Diante do exposto, à luz do princípio da indisponibilidade, pode-se afirmar que tanto o interesse quanto os bens públicos não pertencem à Administração ou aos seus agentes. Tal qual ensina Carvalho Filho (2012, p. 34) “cabe-lhes apenas geri-los, conservá-los e por eles velar em prol da coletividade, esta sim a verdadeira titular dos direitos e interesses públicos”.

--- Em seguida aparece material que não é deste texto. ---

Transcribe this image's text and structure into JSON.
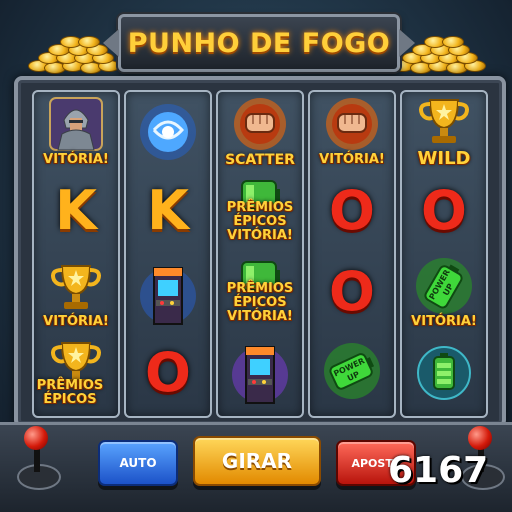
{
  "title": "PUNHO DE FOGO",
  "reels": [
    {
      "cells": [
        {
          "symbol": "armored-warrior",
          "label": "VITÓRIA!"
        },
        {
          "symbol": "letter",
          "letter": "K",
          "color": "gold"
        },
        {
          "symbol": "gold-trophy",
          "label": "VITÓRIA!"
        },
        {
          "symbol": "gold-trophy",
          "label": "PRÊMIOS ÉPICOS"
        }
      ]
    },
    {
      "cells": [
        {
          "symbol": "blue-energy-orb"
        },
        {
          "symbol": "letter",
          "letter": "K",
          "color": "gold"
        },
        {
          "symbol": "arcade-cabinet"
        },
        {
          "symbol": "letter",
          "letter": "O",
          "color": "red"
        }
      ]
    },
    {
      "cells": [
        {
          "symbol": "fire-fist",
          "label": "SCATTER"
        },
        {
          "symbol": "green-battery",
          "label": "PRÊMIOS ÉPICOS VITÓRIA!"
        },
        {
          "symbol": "green-battery",
          "label": "PRÊMIOS ÉPICOS VITÓRIA!"
        },
        {
          "symbol": "arcade-cabinet"
        }
      ]
    },
    {
      "cells": [
        {
          "symbol": "fire-fist",
          "label": "VITÓRIA!"
        },
        {
          "symbol": "letter",
          "letter": "O",
          "color": "red"
        },
        {
          "symbol": "letter",
          "letter": "O",
          "color": "red"
        },
        {
          "symbol": "power-up-battery",
          "art_text": "POWER UP"
        }
      ]
    },
    {
      "cells": [
        {
          "symbol": "gold-trophy",
          "label": "WILD"
        },
        {
          "symbol": "letter",
          "letter": "O",
          "color": "red"
        },
        {
          "symbol": "power-up-battery",
          "label": "VITÓRIA!",
          "art_text": "POWER UP"
        },
        {
          "symbol": "green-battery"
        }
      ]
    }
  ],
  "controls": {
    "auto_label": "AUTO",
    "spin_label": "GIRAR",
    "bet_label": "APOSTA"
  },
  "counter": "6167",
  "colors": {
    "title_gold": "#ffcf3a",
    "label_gold": "#ffd23a",
    "letter_gold": "#ffb21c",
    "letter_red": "#ee2a1a",
    "auto_blue": "#1c52c8",
    "spin_orange": "#e28a00",
    "bet_red": "#b8140c"
  }
}
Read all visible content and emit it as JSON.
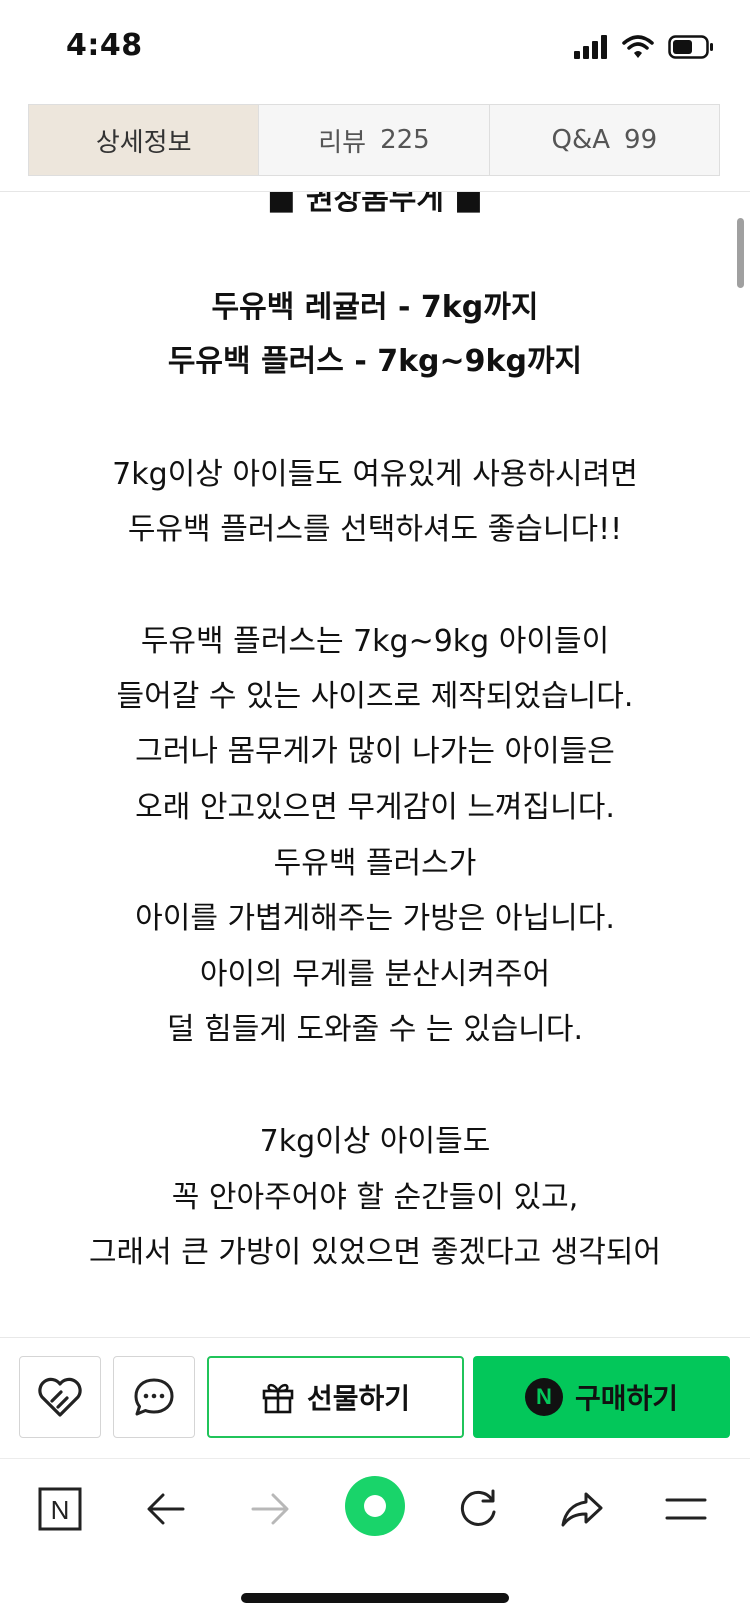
{
  "status_bar": {
    "time": "4:48"
  },
  "tabs": [
    {
      "label": "상세정보",
      "count": ""
    },
    {
      "label": "리뷰",
      "count": "225"
    },
    {
      "label": "Q&A",
      "count": "99"
    }
  ],
  "content": {
    "lines": [
      {
        "text": "■ 권장몸무게 ■",
        "bold": true
      },
      {
        "text": "두유백 레귤러 - 7kg까지",
        "bold": true
      },
      {
        "text": "두유백 플러스 - 7kg~9kg까지",
        "bold": true
      },
      {
        "text": "7kg이상 아이들도 여유있게 사용하시려면",
        "bold": false
      },
      {
        "text": "두유백 플러스를 선택하셔도 좋습니다!!",
        "bold": false
      },
      {
        "text": "두유백 플러스는 7kg~9kg 아이들이",
        "bold": false
      },
      {
        "text": "들어갈 수 있는 사이즈로 제작되었습니다.",
        "bold": false
      },
      {
        "text": "그러나 몸무게가 많이 나가는 아이들은",
        "bold": false
      },
      {
        "text": "오래 안고있으면 무게감이 느껴집니다.",
        "bold": false
      },
      {
        "text": "두유백 플러스가",
        "bold": false
      },
      {
        "text": "아이를 가볍게해주는 가방은 아닙니다.",
        "bold": false
      },
      {
        "text": "아이의 무게를 분산시켜주어",
        "bold": false
      },
      {
        "text": "덜 힘들게 도와줄 수 는 있습니다.",
        "bold": false
      },
      {
        "text": "7kg이상 아이들도",
        "bold": false
      },
      {
        "text": "꼭 안아주어야 할 순간들이 있고,",
        "bold": false
      },
      {
        "text": "그래서 큰 가방이 있었으면 좋겠다고 생각되어",
        "bold": false
      }
    ]
  },
  "actions": {
    "gift_label": "선물하기",
    "buy_label": "구매하기",
    "naver_badge": "N"
  },
  "browser_toolbar": {
    "home_badge": "N"
  },
  "colors": {
    "accent_green": "#03c75a",
    "active_tab_bg": "#ede6dc"
  }
}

Atuando em nome do povo, a Administração não pode alienar referidos bens da de forma livre ou ilimitada: os bens públicos só podem ser alienados de acordo com as prescrições legais, pois, se por um lado são afetados ao interesse público, por outro deve-se obediência ao princípio da legalidade. Nessa perspectiva, não seria possível também dispor do patrimônio público de forma discricionária diante de uma eventual condenação judicial transitada em julgado. Faz-se necessário, in casu, seguir o rito próprio dos precatórios judiciais.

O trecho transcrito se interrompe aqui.